I love writers who can make me laugh. And not just the ones who make me do the whole snort-and-guffaw-until-I-pee kind of laughter, although those are certainly near the top of my list. If an author can make me laugh and cry with the same book, well, that just turns me into a happy little fangirl, gobbling up all of that author’s work as fast as I can.
Authors like David Sedaris. Jenny Lawson. Jean Shepherd. Celia Rivenbark. Erma Bombeck (obviously).
So, I want to talk about an author I discovered a few months ago. I don’t usually do book reviews in my blog, but I sort of feel obligated to do one this time around because the last book I read really hit me pretty hard.
A few months ago, a friend recommended Only In America by Dominic Holland. He is a British author and stand-up comedian, and my friend knows how much I adore British comedy. And my friend was absolutely right: this is one of the funniest books I’ve ever read. I laughed out loud in the very first chapter and kept chuckling right up to the very end. For the record, Jonson Clarke is now one of my all-time favorite fictional characters, EVER. Right up there with Mary Lennox and Ford Prefect.
I don’t think I’ll ever again be able to look at a baptistry without snickering, thank you very much, Mr. Holland.
I read The Ripple Effect next, and it didn’t disappoint. Eclipsed was wonderful too, although it left me feeling rather embarrassed for not realizing that Holland’s son is the actor who plays Spider-Man. I mean, c’mon. Seriously, I’m a recovering comic book addict; I got my start writing for “Amazing Heroes” magazine, after all. (I’ve also never lost a round of Six Degrees of Kevin Bacon, so I should have made the connection.)
Open Links was next. It’s charming, and has all the elements that make Dominic Holland’s work so enjoyable: quirky characters, fast pacing, funny dialogue, and a happy ending with all loose ends tied up in a tidy epilogue. But this one also made me cry. I’m talking about a majorly ugly cry here, folks. The moment I realized the truth about the character Marshall, I fell apart.

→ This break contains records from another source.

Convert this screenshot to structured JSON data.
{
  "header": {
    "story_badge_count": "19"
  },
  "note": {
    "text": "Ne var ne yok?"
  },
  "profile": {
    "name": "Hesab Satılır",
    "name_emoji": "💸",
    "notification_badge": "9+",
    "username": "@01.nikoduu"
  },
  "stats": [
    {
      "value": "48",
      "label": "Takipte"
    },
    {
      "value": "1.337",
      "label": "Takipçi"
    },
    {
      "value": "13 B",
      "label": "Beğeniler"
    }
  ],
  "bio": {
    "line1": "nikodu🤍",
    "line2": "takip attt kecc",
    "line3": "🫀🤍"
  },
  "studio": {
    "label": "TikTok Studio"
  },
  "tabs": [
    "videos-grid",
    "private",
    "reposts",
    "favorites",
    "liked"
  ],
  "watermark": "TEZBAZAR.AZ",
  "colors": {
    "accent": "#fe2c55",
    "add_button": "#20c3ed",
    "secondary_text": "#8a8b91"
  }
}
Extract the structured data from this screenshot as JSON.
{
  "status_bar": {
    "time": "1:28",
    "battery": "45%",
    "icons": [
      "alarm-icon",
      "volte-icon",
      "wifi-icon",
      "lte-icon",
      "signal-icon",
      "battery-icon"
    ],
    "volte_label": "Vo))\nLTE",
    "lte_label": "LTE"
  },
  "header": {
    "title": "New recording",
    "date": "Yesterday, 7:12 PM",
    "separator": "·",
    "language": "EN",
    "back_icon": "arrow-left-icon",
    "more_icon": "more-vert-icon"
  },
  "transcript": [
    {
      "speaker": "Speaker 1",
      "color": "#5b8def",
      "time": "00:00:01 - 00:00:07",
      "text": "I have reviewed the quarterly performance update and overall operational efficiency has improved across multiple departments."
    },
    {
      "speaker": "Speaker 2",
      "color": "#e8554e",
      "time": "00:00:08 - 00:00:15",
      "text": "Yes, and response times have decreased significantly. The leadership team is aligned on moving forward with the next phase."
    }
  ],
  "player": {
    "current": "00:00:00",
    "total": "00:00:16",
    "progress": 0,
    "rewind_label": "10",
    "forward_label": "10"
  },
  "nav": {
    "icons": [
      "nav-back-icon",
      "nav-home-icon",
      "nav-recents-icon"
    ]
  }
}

It didn’t end the way I expected it to, but it ended the way it should have ended, if that makes sense. Maybe a bit too neatly, but I’m a sucker for a happy ending. Besides, all proceeds from sales of Open Links go to a very worthy cause.
I, Gabriel is Holland’s most recent release. It’s not really a light-hearted comedy, although it contains so many funny bits. I loved the evolution of Gabriel over the course of the story, even if I really struggled through the first part of the book. It’s written in first person, and Holland does such an excellent job of writing from the character’s point of view that I had to stop and remind myself that these were Gabriel Weber’s thoughts and attitudes, not Dominic Holland’s. I actually found myself getting angry at him a few times and very nearly marked it as a DNF.
I am so glad I finished it, though. The ending surprised me, and that doesn’t happen often. Again, it ends with all loose ends neatly tied up, even a few loose ends that I had forgotten about.
All of this is my way of leading up to the fact that I downloaded A Man’s Life just before I left for my trip to Texas. A little light reading, I thought. Something amusing and maybe a bit emotional. A nice little beach read, I told myself, without bothering to read the book’s description on Amazon.
As it turns out, that was a mistake on my part.
This book should have a giant warning label on the cover.
A warning label in bright red letters.
A warning label in bright red letters that specifically state: Amy, do not read this book at this point in your life. You’re not ready. Put it back.
Good Lord, I need a hug after reading this book. Either that or a very stiff drink. Or maybe some chocolate. Possibly anti-depressants.
Where do I begin with this one?
A Man’s Life is the story of Tom Harper, a man whose seemingly perfect life comes unraveled in the wake of a devastating loss. His grief is so visceral, so believable, so real that it almost hurts to read. I recognized so many emotions and actions from my own family’s recent grief that it pulled me out of the story a few times; I actually had to put the book down and stop reading once in a while because it just hit too close to home.
I had to go back to it, though, because the character does more than just wallow in his grief, and Holland allows him to grow and heal in a unique way. Bit by bit, those wonderfully quirky characters come together for that trademark Holland happy ending — or at least, an ending that isn’t blatantly unhappy.
I’m glad the book didn’t have that Amy-specific warning label, because I would hate to have missed out on reading what has easily become one of my all-time favorite books. It’s an incredible journey through grief — from horror to numbness to denial to acceptance and finally, to facing the future once more and even finding reasons to laugh again.
A Man’s Life is not an easy book to read, but it’s worth it. It’s definitely one that I’ll re-read a few times. It’s painful, but also inspiring. I finished it with a sense of well-being, of hope. A feeling that hey, it is possible to move on after losing a loved one!
If you’re looking for a new favorite author, I highly recommend picking up any of Dominic Holland’s books. It doesn’t matter if you’re looking for a good laugh or a good cry or just a fantastic story from a master storyteller, you’ll find it in his work.